07/03/2026 | News release | Archived content
L'exercice militaire spatial « Andromède », qui s'est tenu du 22 au 26 juin 2026, est une initiative du Commandement de l'Espace (CDE) visant à préparer les unités du CDE aux opérations spatiales militaires. Face à des menaces réalistes et permanentes, cet entraînement tactique et standardisé permet d'évaluer et de qualifier les équipes du CDE.

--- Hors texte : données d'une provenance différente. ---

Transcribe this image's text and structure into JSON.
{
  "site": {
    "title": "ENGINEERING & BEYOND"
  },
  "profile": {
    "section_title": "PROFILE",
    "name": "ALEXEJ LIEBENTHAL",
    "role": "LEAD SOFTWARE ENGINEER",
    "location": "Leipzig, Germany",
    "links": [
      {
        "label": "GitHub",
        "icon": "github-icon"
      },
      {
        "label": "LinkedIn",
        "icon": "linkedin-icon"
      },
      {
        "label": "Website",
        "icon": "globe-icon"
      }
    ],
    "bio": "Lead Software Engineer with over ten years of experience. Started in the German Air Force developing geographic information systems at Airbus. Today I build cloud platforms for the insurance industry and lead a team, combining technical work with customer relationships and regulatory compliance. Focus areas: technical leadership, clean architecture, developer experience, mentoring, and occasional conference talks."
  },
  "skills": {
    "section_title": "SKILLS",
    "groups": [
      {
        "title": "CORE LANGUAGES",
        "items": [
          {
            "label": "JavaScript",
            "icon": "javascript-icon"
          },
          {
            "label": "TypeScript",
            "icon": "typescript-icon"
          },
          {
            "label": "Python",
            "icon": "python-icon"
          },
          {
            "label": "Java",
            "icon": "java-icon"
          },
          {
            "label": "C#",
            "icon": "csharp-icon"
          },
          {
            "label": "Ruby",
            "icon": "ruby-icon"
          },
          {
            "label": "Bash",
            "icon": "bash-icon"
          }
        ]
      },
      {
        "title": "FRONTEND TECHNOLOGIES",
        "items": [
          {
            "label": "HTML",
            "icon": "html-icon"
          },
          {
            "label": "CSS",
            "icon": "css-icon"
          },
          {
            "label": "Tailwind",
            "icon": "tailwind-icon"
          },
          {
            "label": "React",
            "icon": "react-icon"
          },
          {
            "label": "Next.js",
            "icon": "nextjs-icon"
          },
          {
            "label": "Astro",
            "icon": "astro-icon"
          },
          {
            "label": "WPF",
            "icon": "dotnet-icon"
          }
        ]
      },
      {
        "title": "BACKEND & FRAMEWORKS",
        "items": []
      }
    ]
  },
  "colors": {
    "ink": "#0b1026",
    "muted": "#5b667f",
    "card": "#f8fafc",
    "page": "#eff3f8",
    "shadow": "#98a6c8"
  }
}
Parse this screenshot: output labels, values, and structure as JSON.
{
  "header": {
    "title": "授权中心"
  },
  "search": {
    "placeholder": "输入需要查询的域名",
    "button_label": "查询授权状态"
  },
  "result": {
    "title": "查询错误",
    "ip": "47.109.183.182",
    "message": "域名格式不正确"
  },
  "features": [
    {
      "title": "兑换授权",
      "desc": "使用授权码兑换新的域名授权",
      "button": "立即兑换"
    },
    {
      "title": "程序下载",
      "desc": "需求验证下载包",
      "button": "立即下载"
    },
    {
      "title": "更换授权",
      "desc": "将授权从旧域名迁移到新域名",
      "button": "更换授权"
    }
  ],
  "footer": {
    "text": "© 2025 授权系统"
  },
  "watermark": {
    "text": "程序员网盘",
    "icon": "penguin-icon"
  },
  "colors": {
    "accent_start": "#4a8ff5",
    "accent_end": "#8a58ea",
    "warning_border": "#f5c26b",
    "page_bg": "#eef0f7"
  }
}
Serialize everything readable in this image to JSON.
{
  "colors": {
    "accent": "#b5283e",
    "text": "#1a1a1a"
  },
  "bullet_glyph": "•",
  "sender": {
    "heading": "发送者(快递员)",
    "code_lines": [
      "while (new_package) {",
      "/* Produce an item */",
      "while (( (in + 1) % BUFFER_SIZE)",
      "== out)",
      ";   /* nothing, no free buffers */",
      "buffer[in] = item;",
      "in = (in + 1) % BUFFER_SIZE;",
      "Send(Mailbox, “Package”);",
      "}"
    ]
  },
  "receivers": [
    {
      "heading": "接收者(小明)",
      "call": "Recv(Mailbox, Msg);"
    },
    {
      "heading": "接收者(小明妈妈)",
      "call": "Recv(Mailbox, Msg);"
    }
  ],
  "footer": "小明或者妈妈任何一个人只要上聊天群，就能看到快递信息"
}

L'espace n'est plus un environnement pacifique, mais un domaine de confrontation stratégique où la réactivité est essentielle. Pour répondre à cette nouvelle réalité, le Commandement de l'Espace a lancé la première édition de l'exercice « Andromède », une simulation intensive destinée à renforcer les capacités tactiques de ses opérateurs face à des agressions en orbite. Le lieutenant-colonel Laurent, de la brigade aérienne des opérations spatiales, nous a éclairés sur les défis et les ambitions de cet exercice. L'enjeu est clair : transformer des concepts théoriques en compétences opérationnelles concrètes et préparer la France à défendre ses intérêts critiques en orbite, dont dépendent des pans entiers de notre économie.

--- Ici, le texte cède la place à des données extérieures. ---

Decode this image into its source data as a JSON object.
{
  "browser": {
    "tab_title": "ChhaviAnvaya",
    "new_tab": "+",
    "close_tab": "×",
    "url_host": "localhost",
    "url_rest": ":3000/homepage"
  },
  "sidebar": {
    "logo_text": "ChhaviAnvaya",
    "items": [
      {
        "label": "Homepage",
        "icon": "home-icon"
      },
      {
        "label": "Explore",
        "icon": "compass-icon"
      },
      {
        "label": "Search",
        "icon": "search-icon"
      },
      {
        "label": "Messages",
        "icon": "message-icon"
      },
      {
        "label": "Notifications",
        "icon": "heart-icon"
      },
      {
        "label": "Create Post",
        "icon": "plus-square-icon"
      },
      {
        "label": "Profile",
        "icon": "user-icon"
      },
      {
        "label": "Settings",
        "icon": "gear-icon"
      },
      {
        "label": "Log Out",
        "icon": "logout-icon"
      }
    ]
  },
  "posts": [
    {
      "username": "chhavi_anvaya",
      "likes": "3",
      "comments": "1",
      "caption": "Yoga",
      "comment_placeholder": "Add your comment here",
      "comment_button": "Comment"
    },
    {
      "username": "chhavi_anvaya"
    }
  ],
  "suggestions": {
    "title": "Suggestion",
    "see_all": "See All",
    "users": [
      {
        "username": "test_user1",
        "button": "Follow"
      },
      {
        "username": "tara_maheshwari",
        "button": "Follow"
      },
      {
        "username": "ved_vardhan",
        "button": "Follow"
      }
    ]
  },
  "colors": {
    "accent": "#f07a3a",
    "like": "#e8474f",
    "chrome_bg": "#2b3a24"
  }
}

Dans la préparation opérationnelle des forces spatiales, chaque exercice a une vocation précise. Si certains connaissent « Spartex », une manœuvre de grande envergure interalliée, « Andromède » répond à un besoin différent. Le lieutenant-colonel Laurent explique : « C'est un exercice plus court, plus ramassé et également plus tactique. Le but, c'est vraiment d'aller qualifier, évaluer les opérateurs spatiaux dans leurs procédures quotidiennes. » L'une des innovations majeures de cet exercice est son approche standardisée, conçue pour être reproductible à l'infini et à la demande. Cette agilité permet de former rapidement les nouveaux arrivants et de maintenir un haut niveau de compétence face à des menaces qui évoluent vite, sans la lourdeur logistique d'un exercice d'envergure.

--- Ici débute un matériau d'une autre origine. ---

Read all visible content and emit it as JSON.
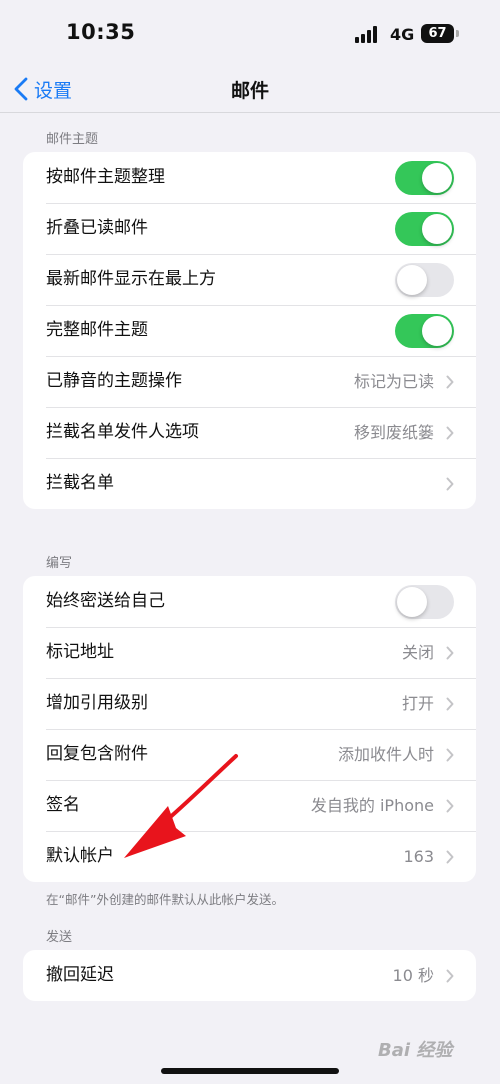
{
  "status_bar": {
    "time": "10:35",
    "network": "4G",
    "battery": "67"
  },
  "nav": {
    "back_label": "设置",
    "title": "邮件"
  },
  "sections": {
    "threading": {
      "header": "邮件主题",
      "rows": [
        {
          "label": "按邮件主题整理",
          "toggle": true
        },
        {
          "label": "折叠已读邮件",
          "toggle": true
        },
        {
          "label": "最新邮件显示在最上方",
          "toggle": false
        },
        {
          "label": "完整邮件主题",
          "toggle": true
        },
        {
          "label": "已静音的主题操作",
          "value": "标记为已读"
        },
        {
          "label": "拦截名单发件人选项",
          "value": "移到废纸篓"
        },
        {
          "label": "拦截名单",
          "value": ""
        }
      ]
    },
    "composing": {
      "header": "编写",
      "rows": [
        {
          "label": "始终密送给自己",
          "toggle": false
        },
        {
          "label": "标记地址",
          "value": "关闭"
        },
        {
          "label": "增加引用级别",
          "value": "打开"
        },
        {
          "label": "回复包含附件",
          "value": "添加收件人时"
        },
        {
          "label": "签名",
          "value": "发自我的 iPhone"
        },
        {
          "label": "默认帐户",
          "value": "163"
        }
      ],
      "footer": "在“邮件”外创建的邮件默认从此帐户发送。"
    },
    "sending": {
      "header": "发送",
      "rows": [
        {
          "label": "撤回延迟",
          "value": "10 秒"
        }
      ]
    }
  },
  "watermark": "Bai 经验",
  "colors": {
    "accent": "#1a7bf5",
    "toggle_on": "#34c759",
    "annotation_arrow": "#e8141c"
  }
}
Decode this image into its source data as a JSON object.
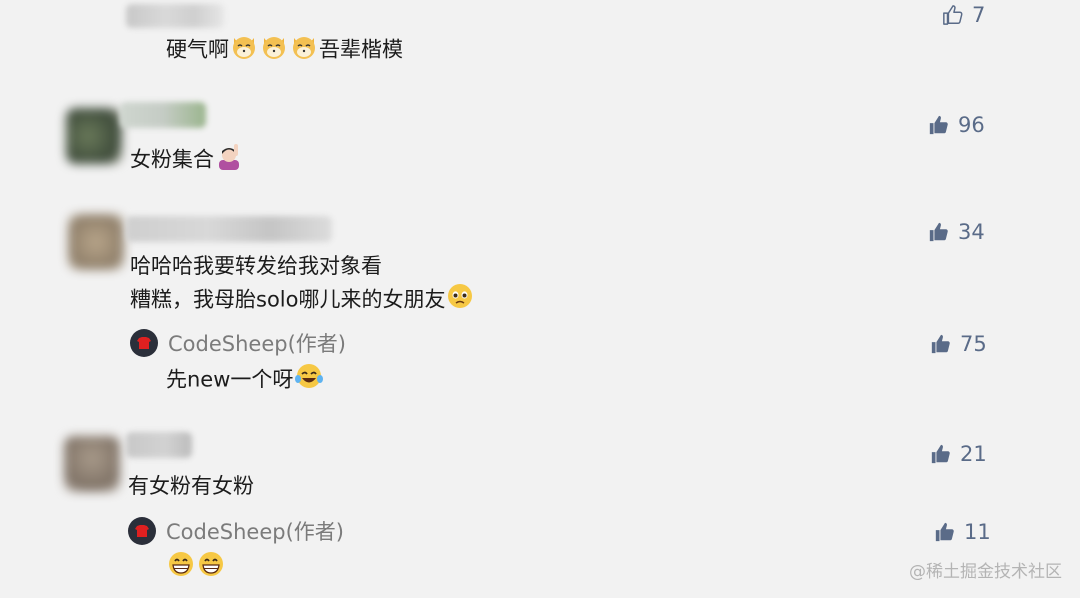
{
  "comments": [
    {
      "text": "硬气啊",
      "suffix": "吾辈楷模",
      "likes": "7"
    },
    {
      "text": "女粉集合",
      "likes": "96"
    },
    {
      "line1": "哈哈哈我要转发给我对象看",
      "line2": "糟糕，我母胎solo哪儿来的女朋友",
      "likes": "34",
      "reply": {
        "author": "CodeSheep(作者)",
        "text": "先new一个呀",
        "likes": "75"
      }
    },
    {
      "text": "有女粉有女粉",
      "likes": "21",
      "reply": {
        "author": "CodeSheep(作者)",
        "likes": "11"
      }
    }
  ],
  "watermark": "@稀土掘金技术社区",
  "colors": {
    "like": "#5a6b88",
    "author_name": "#7b7b7b",
    "author_avatar": "#2b2f3a",
    "avatar_logo": "#e02020"
  },
  "icons": [
    "thumbs-up-outline-icon",
    "thumbs-up-filled-icon",
    "cat-face-emoji",
    "raising-hand-emoji",
    "pleading-face-emoji",
    "tears-of-joy-emoji",
    "grinning-face-emoji"
  ]
}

Pour être efficace, un entraînement doit être crédible. Les scénarios de l'exercice « Andromède » sont tirés des tensions observées en orbite. Le lieutenant-colonel confirme : « Nos vignettes sont clairement inspirées des menaces tout à fait réalistes et actuelles. » Brouillage de signaux, menaces physiques sur des satellites… les agressions sont permanentes. Pour s'entraîner à ces situations sans risquer des actifs spatiaux valant des centaines de millions d'euros, le CDE s'appuie sur un environnement virtuel unique en Europe. Celui-ci permet de simuler des crises graduelles, comme un satellite adverse s'approchant pour tenter d'aveugler un satellite d'imagerie français. L'officier souligne l'objectif : « Ce que l'on attend des joueurs, c'est une gestion de la crise dont le but est de réduire la menace, mais aussi de conserver le plus longtemps possible la capacité de produire des images. »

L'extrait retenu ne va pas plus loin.